Selection of the most appropriate rootstock is a critical variable for maximizing almond production. To this end, development of novel rootstocks is a key component of many Prunus breeding programs. ‘Nemaguard’, a seed-propagated rootstock with resistance to Meloidogyne incognita and M. javanica and wide graft compatibility, has been a standard in California orchards since its introduction (Weinberger, 1959). Today, rootstock breeding efforts focus on developing molecular markers for important horticultural traits. To this end, numerous large segregating populations were created to provide a means of linking molecular markers to specific phenotypic categories. Prunus persica (L.) Batsch cv. Harrow Blood, a cold-hardy but root knot nematode-susceptible rootstock, was hybridized with root knot nematode-resistant ‘Okinawa’ peach for the further development of an F2 population segregating for root knot nematode resistance (Gillen and Bliss, 2005). Several F2 trees from this population were later selected and released as clonal rootstocks for stone fruit and almonds with scion vigor-controlling abilities (Bliss et al., 2011, 2012a, 2012b, 2013). ‘Harrow Blood’ also was hybridized with an undomesticated almond [Prunus webbii (Spach) Vierhapper] to generate a diverse F2 population segregating for floral, vegetative, and fruiting characteristics. Use of almond species other than Prunus dulcis (Mill.) D.A. Webb for rootstock development broadens the genetic base and introduces diversity beyond that present in standard peach × almond crosses (Kester and Gradziel, 1996). This large P. webbii × ‘Harrow Blood’ population is being studied broadly relative to parental characters, including phenology of the trees during bloom and fruit ripening, tree vigor, morphological characters, and reaction to inoculation with Xylella fastidiosa.
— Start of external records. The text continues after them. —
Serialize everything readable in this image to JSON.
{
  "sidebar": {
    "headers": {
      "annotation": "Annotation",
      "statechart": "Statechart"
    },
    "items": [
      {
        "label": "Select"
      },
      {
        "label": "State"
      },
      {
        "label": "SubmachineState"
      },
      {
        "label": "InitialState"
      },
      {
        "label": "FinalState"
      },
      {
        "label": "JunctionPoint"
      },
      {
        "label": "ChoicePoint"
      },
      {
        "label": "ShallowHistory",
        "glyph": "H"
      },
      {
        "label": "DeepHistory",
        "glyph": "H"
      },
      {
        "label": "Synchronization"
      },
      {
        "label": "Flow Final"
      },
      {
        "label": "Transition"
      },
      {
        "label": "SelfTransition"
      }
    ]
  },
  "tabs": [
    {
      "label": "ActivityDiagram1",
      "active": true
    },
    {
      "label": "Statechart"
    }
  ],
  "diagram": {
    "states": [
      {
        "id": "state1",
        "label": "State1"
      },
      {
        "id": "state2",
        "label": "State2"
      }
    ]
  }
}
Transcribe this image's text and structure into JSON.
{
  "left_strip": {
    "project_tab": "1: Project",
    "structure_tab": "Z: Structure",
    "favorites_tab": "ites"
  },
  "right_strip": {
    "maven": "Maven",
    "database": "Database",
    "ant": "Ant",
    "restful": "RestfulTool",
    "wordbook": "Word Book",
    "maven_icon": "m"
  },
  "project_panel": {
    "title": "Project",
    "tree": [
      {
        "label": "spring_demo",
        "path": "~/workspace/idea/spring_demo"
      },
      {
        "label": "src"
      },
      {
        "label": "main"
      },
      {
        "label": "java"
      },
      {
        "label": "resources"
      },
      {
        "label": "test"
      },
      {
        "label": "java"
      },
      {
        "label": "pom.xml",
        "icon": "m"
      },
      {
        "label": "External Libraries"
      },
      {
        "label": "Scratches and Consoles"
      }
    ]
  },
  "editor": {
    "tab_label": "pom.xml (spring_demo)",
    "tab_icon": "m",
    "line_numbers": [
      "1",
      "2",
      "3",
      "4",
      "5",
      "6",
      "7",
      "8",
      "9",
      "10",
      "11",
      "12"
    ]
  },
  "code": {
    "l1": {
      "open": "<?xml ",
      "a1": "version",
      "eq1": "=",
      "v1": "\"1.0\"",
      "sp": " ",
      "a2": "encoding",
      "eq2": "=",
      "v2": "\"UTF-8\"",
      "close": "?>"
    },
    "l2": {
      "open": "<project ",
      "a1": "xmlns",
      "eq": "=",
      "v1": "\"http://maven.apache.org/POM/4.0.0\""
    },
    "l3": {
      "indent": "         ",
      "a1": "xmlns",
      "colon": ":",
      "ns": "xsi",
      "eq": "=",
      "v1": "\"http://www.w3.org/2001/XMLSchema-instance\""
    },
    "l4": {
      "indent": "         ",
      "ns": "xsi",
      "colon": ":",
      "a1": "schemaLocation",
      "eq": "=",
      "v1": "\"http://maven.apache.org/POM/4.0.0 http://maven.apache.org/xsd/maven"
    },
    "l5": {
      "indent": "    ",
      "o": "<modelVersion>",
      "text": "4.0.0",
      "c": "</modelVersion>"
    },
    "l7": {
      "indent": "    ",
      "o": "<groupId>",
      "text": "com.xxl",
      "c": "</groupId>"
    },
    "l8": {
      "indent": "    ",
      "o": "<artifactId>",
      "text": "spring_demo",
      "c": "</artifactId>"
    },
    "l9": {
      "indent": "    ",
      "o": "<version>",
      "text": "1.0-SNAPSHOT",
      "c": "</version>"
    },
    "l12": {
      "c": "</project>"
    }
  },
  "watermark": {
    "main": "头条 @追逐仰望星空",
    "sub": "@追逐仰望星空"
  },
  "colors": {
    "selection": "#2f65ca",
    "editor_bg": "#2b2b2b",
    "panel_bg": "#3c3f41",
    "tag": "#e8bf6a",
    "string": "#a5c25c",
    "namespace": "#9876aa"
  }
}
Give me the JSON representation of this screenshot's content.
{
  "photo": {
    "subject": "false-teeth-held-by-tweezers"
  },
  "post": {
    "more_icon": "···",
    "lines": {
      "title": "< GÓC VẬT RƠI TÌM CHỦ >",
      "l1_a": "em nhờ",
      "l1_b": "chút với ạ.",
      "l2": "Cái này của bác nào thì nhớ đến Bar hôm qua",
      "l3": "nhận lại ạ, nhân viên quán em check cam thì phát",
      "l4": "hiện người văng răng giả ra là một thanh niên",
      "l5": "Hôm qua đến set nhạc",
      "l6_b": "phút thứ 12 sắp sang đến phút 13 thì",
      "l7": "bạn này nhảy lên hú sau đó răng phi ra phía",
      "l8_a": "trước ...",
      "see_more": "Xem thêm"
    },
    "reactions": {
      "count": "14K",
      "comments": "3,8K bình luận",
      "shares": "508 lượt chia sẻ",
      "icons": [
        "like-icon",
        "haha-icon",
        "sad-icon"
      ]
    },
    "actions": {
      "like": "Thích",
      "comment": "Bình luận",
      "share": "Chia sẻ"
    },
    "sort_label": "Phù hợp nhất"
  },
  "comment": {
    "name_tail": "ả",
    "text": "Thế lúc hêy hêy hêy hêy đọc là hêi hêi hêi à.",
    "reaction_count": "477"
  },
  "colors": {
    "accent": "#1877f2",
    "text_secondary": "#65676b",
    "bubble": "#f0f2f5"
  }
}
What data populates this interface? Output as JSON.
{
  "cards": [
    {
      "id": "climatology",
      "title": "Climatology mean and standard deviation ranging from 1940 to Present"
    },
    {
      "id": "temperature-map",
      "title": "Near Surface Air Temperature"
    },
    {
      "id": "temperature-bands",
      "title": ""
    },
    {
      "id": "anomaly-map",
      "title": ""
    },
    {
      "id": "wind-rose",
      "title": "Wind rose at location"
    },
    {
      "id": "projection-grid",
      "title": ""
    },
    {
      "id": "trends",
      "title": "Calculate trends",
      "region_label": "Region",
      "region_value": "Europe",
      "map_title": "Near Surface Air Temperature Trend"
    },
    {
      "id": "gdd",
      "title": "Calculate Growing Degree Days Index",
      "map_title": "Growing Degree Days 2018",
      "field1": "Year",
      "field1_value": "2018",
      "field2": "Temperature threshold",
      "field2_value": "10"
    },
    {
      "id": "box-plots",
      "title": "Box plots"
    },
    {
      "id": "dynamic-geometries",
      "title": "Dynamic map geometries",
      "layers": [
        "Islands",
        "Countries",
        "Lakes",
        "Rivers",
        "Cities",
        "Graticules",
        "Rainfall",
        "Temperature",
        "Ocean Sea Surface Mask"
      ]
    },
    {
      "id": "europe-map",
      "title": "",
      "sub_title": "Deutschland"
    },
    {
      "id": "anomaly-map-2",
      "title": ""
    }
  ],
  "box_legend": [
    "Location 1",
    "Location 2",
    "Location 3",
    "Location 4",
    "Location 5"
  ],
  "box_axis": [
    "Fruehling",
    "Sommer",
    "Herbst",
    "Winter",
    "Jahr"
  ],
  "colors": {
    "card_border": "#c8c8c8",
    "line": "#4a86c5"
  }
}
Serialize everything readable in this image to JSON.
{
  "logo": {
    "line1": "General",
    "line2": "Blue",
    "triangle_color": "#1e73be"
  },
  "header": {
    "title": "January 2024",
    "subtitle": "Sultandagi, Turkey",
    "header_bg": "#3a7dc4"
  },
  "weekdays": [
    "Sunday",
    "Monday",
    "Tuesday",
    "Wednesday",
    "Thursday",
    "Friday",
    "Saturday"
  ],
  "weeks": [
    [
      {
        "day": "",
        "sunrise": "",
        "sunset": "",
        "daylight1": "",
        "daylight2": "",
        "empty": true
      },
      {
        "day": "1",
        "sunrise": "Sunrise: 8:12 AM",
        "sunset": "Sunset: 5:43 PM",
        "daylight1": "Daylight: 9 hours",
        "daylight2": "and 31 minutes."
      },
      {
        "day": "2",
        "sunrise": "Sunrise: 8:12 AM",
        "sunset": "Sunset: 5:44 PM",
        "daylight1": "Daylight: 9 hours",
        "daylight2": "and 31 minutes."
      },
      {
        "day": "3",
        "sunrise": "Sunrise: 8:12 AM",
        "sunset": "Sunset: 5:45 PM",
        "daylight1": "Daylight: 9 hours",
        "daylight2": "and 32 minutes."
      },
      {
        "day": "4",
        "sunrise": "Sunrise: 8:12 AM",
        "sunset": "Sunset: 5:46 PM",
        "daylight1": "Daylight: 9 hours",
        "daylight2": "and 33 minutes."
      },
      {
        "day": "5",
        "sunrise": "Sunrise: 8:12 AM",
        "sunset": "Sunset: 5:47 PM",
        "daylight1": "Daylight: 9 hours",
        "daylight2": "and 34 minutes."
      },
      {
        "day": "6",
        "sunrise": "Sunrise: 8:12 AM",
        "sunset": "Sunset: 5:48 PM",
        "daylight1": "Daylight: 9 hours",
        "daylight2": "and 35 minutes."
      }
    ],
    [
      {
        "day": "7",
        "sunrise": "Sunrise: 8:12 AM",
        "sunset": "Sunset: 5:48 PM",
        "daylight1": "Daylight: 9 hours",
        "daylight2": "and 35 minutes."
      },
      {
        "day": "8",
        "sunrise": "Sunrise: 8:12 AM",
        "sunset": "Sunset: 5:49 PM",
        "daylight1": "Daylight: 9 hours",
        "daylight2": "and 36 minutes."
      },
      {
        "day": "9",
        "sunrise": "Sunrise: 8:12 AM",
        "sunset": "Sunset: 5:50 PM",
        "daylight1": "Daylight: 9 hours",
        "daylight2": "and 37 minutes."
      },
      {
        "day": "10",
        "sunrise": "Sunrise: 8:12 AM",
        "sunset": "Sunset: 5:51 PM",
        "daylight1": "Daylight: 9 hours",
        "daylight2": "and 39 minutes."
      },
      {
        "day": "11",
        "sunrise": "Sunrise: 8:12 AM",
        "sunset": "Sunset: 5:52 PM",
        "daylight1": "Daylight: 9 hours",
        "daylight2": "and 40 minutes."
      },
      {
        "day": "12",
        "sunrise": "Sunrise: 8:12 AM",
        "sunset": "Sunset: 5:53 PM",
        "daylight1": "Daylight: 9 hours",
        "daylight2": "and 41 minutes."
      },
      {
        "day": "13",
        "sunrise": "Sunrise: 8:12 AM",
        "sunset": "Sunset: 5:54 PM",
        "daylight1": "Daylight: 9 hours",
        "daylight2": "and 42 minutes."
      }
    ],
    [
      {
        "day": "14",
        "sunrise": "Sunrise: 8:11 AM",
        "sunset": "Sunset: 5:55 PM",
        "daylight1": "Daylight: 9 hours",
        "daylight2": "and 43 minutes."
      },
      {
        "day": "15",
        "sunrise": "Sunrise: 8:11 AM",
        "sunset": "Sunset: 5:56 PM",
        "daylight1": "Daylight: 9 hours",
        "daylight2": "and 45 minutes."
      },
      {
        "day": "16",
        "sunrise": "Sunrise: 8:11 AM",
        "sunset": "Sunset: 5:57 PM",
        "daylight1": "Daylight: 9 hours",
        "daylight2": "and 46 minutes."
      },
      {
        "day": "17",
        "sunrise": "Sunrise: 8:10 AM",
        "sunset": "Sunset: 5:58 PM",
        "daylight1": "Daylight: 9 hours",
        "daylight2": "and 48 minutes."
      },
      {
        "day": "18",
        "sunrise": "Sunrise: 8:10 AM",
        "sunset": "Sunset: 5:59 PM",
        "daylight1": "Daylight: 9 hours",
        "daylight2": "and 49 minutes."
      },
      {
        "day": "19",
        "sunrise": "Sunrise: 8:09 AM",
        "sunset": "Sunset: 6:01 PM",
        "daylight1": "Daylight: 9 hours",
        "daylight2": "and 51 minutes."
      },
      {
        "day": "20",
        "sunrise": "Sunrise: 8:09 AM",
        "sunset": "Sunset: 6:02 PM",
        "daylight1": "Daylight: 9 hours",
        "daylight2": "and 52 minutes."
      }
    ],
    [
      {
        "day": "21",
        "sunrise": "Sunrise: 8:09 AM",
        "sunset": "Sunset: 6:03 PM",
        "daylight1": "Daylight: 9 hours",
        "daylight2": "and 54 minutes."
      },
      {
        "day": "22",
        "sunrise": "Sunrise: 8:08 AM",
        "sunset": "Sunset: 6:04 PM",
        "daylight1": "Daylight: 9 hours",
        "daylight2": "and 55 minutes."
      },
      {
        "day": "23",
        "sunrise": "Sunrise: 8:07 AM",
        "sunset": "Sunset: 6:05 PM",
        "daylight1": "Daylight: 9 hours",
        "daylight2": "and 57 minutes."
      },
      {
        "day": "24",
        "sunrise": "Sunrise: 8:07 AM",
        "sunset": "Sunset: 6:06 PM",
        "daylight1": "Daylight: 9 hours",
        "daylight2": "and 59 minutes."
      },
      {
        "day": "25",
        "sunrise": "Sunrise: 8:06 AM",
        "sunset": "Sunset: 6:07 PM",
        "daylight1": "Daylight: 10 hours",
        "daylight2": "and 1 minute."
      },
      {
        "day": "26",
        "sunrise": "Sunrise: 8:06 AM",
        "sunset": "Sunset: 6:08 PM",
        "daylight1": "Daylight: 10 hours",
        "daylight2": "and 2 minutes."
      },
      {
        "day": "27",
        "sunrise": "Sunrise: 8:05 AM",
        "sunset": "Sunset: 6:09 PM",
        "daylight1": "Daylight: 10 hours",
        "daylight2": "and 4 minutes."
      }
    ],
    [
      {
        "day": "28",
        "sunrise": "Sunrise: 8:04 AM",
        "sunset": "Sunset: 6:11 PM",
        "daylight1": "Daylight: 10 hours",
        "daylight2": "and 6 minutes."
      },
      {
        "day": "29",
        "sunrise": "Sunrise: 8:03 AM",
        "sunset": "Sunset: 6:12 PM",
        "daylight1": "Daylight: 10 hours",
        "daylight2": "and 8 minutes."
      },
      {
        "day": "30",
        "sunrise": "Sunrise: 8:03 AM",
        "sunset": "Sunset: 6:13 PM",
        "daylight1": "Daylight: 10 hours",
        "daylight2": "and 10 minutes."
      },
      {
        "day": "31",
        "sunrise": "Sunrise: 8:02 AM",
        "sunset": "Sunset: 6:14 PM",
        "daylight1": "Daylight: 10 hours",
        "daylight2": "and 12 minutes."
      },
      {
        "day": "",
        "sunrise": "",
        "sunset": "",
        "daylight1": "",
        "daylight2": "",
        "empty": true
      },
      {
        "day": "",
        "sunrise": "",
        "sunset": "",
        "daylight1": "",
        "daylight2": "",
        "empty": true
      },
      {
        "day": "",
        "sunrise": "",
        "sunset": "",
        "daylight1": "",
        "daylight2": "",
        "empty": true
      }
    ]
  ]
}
Xylella fastidiosa is a fastidious, Gram-negative gamma-proteobacterium that is a xylem-limited phytopathogen (Wells et al., 1987). X. fastidiosa causes a variety of leaf scorching and scalding diseases including ALSD and Pierce’s disease (PD) of grapevine. X. fastidiosa multiplies in the plant, cutting off free flow of water and nutrients in infected xylem vessels. As the disease progresses, leaves turn yellow and die (scorching), fruit withers, and eventually the whole plant dies. Although as a species, X. fastidiosa can infect a wide range of host species, individual strains tend to be much more limited in host range (Schaad et al., 2004). Host range and genomic differences have been used to divide X. fastidiosa into four subspecies: fastidiosa, multiplex, pauca, and sandyi (Schaad et al., 2004; Schuenzel et al., 2005). Subspecies pauca strains are found in South America and generally infect either coffee or citrus but not both (Almeida et al., 2008). PD is caused by subsp. fastidiosa strains, which also are capable of causing ALSD (Chen et al., 2005). Oleander leaf scorch is caused by strains of subsp. sandyi (Purcell et al., 1999). Subsp. multiplex appears to be the only subspecies native to the United States (Nunney et al., 2010) and has been isolated from a wide variety of species, most notably tree species such as olive, almond, peach, plum, oak, elm, pecan, and mulberry (Hernandez-Martinez et al., 2006; Krugner et al., 2014; Melanson et al., 2012; Parker et al., 2012; Schaad et al., 2004; Schuenzel et al., 2005). An intersubspecific homologous recombination has been shown to occur among various X. fastidiosa strains and likely has enabled a recent shift of subsp. multiplex to blueberry (Nunney et al., 2014).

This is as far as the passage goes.